During 2014, the system was enhanced to integrate with their new enterprise Business Intelligence system running on Microsoft Dynamics. This was accomplished using the Integration API that was part of the version 11 release of the application framework. It did not require any custom code development. The full history of the Task Order business for 11 years is now part of the Business Intelligence warehouse. This information is programmatically updated on a continuous basis. This has been an important addition as overall Federal Government contract award value has declined and success depends increasingly on recompetes of existing contracts for both defending their contracts and attacking competitors.
Result
Today, the full IDIQ/GWAC PMO is run by a team of just 7 people. This includes PMO management, task order managers for intake and process support and all technical support. This team handles the full operational workload and the full system. They are currently handling more than 2,000 Task Orders per year across 28 GWAC and IDIQ vehicles.

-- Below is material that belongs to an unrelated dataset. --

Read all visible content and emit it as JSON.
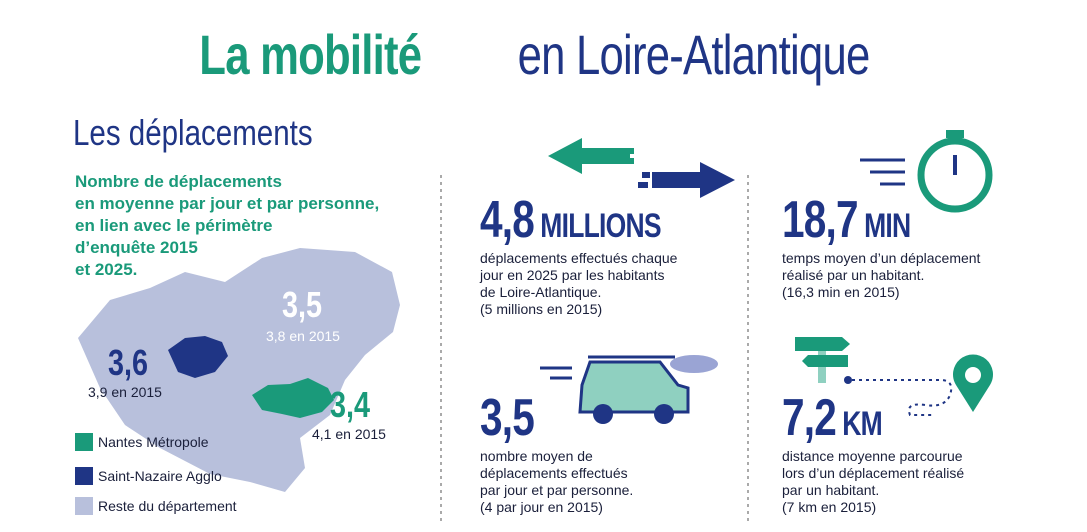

They are able to achieve this high level of productivity for many reasons. A few key ones are 1) the longevity of the core team, 2) there is no duplication of information in the process and 3) the work is streamlined, visible and automated so that little manual work is required at any point and there are no gaps for things to fall through the cracks. All of their work occurs in collaboration with participants across world-wide distributed Business Groups and thousands of Teaming Partners.
Throughout the 11 years, the core PMO vision and their “enterprise shared services” approach, the 4 initial key operational elements above, and their technical system approach have remained constant. Their success is a result of a visionary program management team that still manages the PMO 11 years later and an effective technology approach that has enabled them to continuously and incrementally evolve their operational system to adopt new technology releases and to meet changing operational needs.